Allerdings hielt die Regierung fest, dass diese Forderung so nicht umsetzbar sei. So dürfen die Kantone laut Umweltschutzgesetz des Bundes keine eigenen Lärmgrenzwerte festlegen.

Lärmgrenze bis 10 Dezibel höher

Nun nimmt FDP-Grossrat Elias Schäfer einen neuen Anlauf: Er fordert, dass in gemischten Wohn- und Gewerbezonen gemäss kantonalem Zonenplan die Grenzwerte der Lärmschutzverordnung des Bundes übernommen werden.

Der Clou: Damit würden unter Einhaltung der komplizierten Vorgaben des Bundes liberalere Regeln möglich. Der Richtwert für die Lärmbeurteilung würde künftig nachts bei 50 Dezibel liegen, das sind je nach Tageszeit fünf bis zehn Dezibel mehr als bisher.

Schäfer betont, dass damit die Beizen anderen Gewerbebetrieben gleichgestellt werden: «Die für eine Emissionsbeurteilung zugrunde gelegten Grenzwerte wären dann für einen Wirt dieselben wie für einen Schreiner.»

Das ist heute anders: Im Gastgewerbe gilt die sogenannte Einzelfallbeurteilung – mit tieferen Richtwerten. Zudem nutzten die Vollzugsbehörden ihren Spielraum einseitig zugunsten einzelner Anwohner, kritisiert Schäfer.

In Basel ist die Abteilung Lärmschutz im Amt für Umwelt und Energie für den Vollzug zuständig. Der Ermessensspielraum sei nicht so gross wie von Kritikern dargestellt, entgegnet Abteilungsleiter Peter Mohler und fügt an: «Wir halten uns an klare Richtlinien sowie an letztinstanzliche Urteile des Bundesgerichts.»

Gleichwohl ist Schäfer überzeugt, dass mit klar definierten Emissionsgrenzwerten in besagten Zonen die Rechtssicherheit erhöht werde.

Wirte auf verlorenem Posten

Aus Sicht der Wirte ist diese heute nicht gegeben: «Wer wegen einer Anwohnerbeschwerde in die Mühle des Lärmschutzes gerät, der steht fast schon auf verlorenem Posten», findet Maurus Ebneter, Vorstandsdelegierter des Gewerbeverbandes.
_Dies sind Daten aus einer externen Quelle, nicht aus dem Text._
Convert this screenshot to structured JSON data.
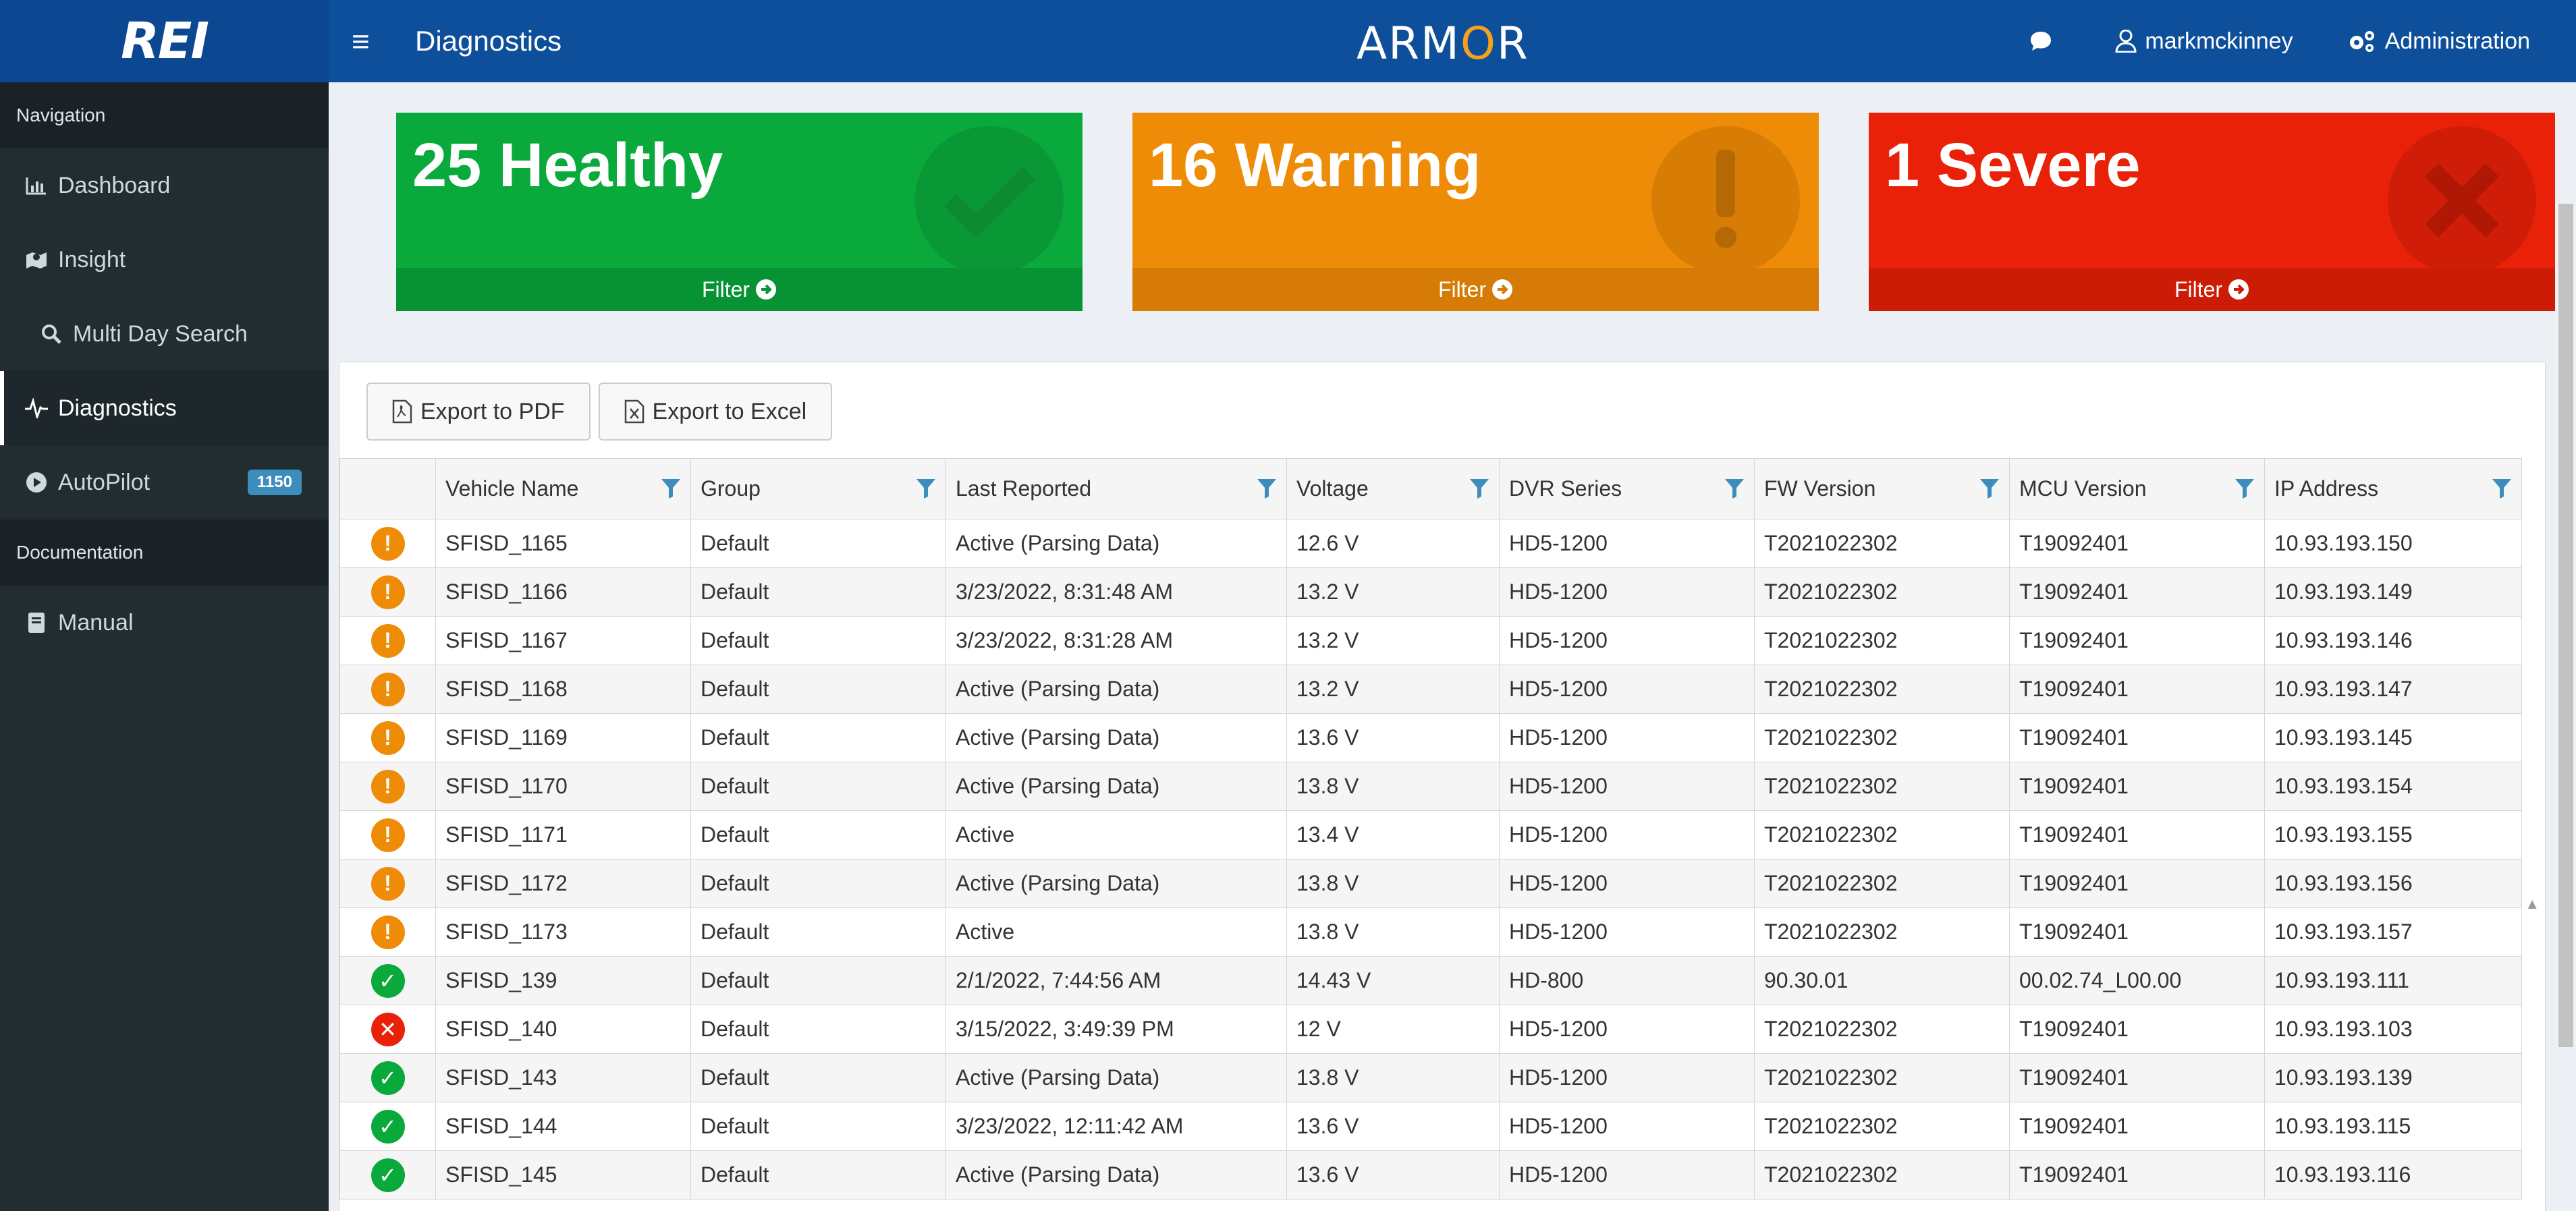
{
  "header": {
    "logo": "REI",
    "page_title": "Diagnostics",
    "brand_left": "ARM",
    "brand_o": "O",
    "brand_right": "R",
    "user": "markmckinney",
    "admin": "Administration"
  },
  "sidebar": {
    "navigation_label": "Navigation",
    "documentation_label": "Documentation",
    "items": [
      {
        "label": "Dashboard"
      },
      {
        "label": "Insight"
      },
      {
        "label": "Multi Day Search"
      },
      {
        "label": "Diagnostics"
      },
      {
        "label": "AutoPilot",
        "badge": "1150"
      },
      {
        "label": "Manual"
      }
    ]
  },
  "cards": {
    "healthy": {
      "count": "25 Healthy",
      "filter": "Filter"
    },
    "warning": {
      "count": "16 Warning",
      "filter": "Filter"
    },
    "severe": {
      "count": "1 Severe",
      "filter": "Filter"
    }
  },
  "toolbar": {
    "export_pdf": "Export to PDF",
    "export_excel": "Export to Excel"
  },
  "table": {
    "columns": [
      "Vehicle Name",
      "Group",
      "Last Reported",
      "Voltage",
      "DVR Series",
      "FW Version",
      "MCU Version",
      "IP Address"
    ],
    "rows": [
      {
        "status": "warning",
        "vehicle": "SFISD_1165",
        "group": "Default",
        "last": "Active (Parsing Data)",
        "voltage": "12.6 V",
        "dvr": "HD5-1200",
        "fw": "T2021022302",
        "mcu": "T19092401",
        "ip": "10.93.193.150"
      },
      {
        "status": "warning",
        "vehicle": "SFISD_1166",
        "group": "Default",
        "last": "3/23/2022, 8:31:48 AM",
        "voltage": "13.2 V",
        "dvr": "HD5-1200",
        "fw": "T2021022302",
        "mcu": "T19092401",
        "ip": "10.93.193.149"
      },
      {
        "status": "warning",
        "vehicle": "SFISD_1167",
        "group": "Default",
        "last": "3/23/2022, 8:31:28 AM",
        "voltage": "13.2 V",
        "dvr": "HD5-1200",
        "fw": "T2021022302",
        "mcu": "T19092401",
        "ip": "10.93.193.146"
      },
      {
        "status": "warning",
        "vehicle": "SFISD_1168",
        "group": "Default",
        "last": "Active (Parsing Data)",
        "voltage": "13.2 V",
        "dvr": "HD5-1200",
        "fw": "T2021022302",
        "mcu": "T19092401",
        "ip": "10.93.193.147"
      },
      {
        "status": "warning",
        "vehicle": "SFISD_1169",
        "group": "Default",
        "last": "Active (Parsing Data)",
        "voltage": "13.6 V",
        "dvr": "HD5-1200",
        "fw": "T2021022302",
        "mcu": "T19092401",
        "ip": "10.93.193.145"
      },
      {
        "status": "warning",
        "vehicle": "SFISD_1170",
        "group": "Default",
        "last": "Active (Parsing Data)",
        "voltage": "13.8 V",
        "dvr": "HD5-1200",
        "fw": "T2021022302",
        "mcu": "T19092401",
        "ip": "10.93.193.154"
      },
      {
        "status": "warning",
        "vehicle": "SFISD_1171",
        "group": "Default",
        "last": "Active",
        "voltage": "13.4 V",
        "dvr": "HD5-1200",
        "fw": "T2021022302",
        "mcu": "T19092401",
        "ip": "10.93.193.155"
      },
      {
        "status": "warning",
        "vehicle": "SFISD_1172",
        "group": "Default",
        "last": "Active (Parsing Data)",
        "voltage": "13.8 V",
        "dvr": "HD5-1200",
        "fw": "T2021022302",
        "mcu": "T19092401",
        "ip": "10.93.193.156"
      },
      {
        "status": "warning",
        "vehicle": "SFISD_1173",
        "group": "Default",
        "last": "Active",
        "voltage": "13.8 V",
        "dvr": "HD5-1200",
        "fw": "T2021022302",
        "mcu": "T19092401",
        "ip": "10.93.193.157"
      },
      {
        "status": "healthy",
        "vehicle": "SFISD_139",
        "group": "Default",
        "last": "2/1/2022, 7:44:56 AM",
        "voltage": "14.43 V",
        "dvr": "HD-800",
        "fw": "90.30.01",
        "mcu": "00.02.74_L00.00",
        "ip": "10.93.193.111"
      },
      {
        "status": "severe",
        "vehicle": "SFISD_140",
        "group": "Default",
        "last": "3/15/2022, 3:49:39 PM",
        "voltage": "12 V",
        "dvr": "HD5-1200",
        "fw": "T2021022302",
        "mcu": "T19092401",
        "ip": "10.93.193.103"
      },
      {
        "status": "healthy",
        "vehicle": "SFISD_143",
        "group": "Default",
        "last": "Active (Parsing Data)",
        "voltage": "13.8 V",
        "dvr": "HD5-1200",
        "fw": "T2021022302",
        "mcu": "T19092401",
        "ip": "10.93.193.139"
      },
      {
        "status": "healthy",
        "vehicle": "SFISD_144",
        "group": "Default",
        "last": "3/23/2022, 12:11:42 AM",
        "voltage": "13.6 V",
        "dvr": "HD5-1200",
        "fw": "T2021022302",
        "mcu": "T19092401",
        "ip": "10.93.193.115"
      },
      {
        "status": "healthy",
        "vehicle": "SFISD_145",
        "group": "Default",
        "last": "Active (Parsing Data)",
        "voltage": "13.6 V",
        "dvr": "HD5-1200",
        "fw": "T2021022302",
        "mcu": "T19092401",
        "ip": "10.93.193.116"
      }
    ]
  },
  "colors": {
    "header": "#0e4f9c",
    "sidebar": "#222d32",
    "healthy": "#0aa93b",
    "warning": "#ef8c07",
    "severe": "#e92108",
    "filter_icon": "#3c8dbc"
  },
  "icons": {
    "status_healthy": "check-circle-icon",
    "status_warning": "exclamation-circle-icon",
    "status_severe": "x-circle-icon",
    "column_filter": "funnel-icon"
  }
}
Eine neue Regel würde die Position der Wirte leicht verbessern, ohne das Ruhebedürfnis der Anwohner infrage zu stellen, betont Ebneter. Profitieren würden von Schäfers Vorschlag Beizen in gemischten Zonen; das sind in Basel unter anderen die Innenstadt sowie Teile der Quartiere Matthäus, Gundeldingen oder St. Johann.

In reinen Wohnzonen – etwa im Hirzbrunnen-Quartier oder im Gellert – würde sich gegenüber heute nichts ändern. Es käme weiterhin die Einzelfallbeurteilung zur Anwendung.

Elias Schäfer wird mit seinem Vorstoss im Parlament wohl eine Mehrheit finden: Seine Motion ist von 36 Grossräten quer durch alle Fraktionen unterzeichnet worden. Ob die Idee den komplexen rechtlichen Vorgaben standhält, muss sich noch weisen.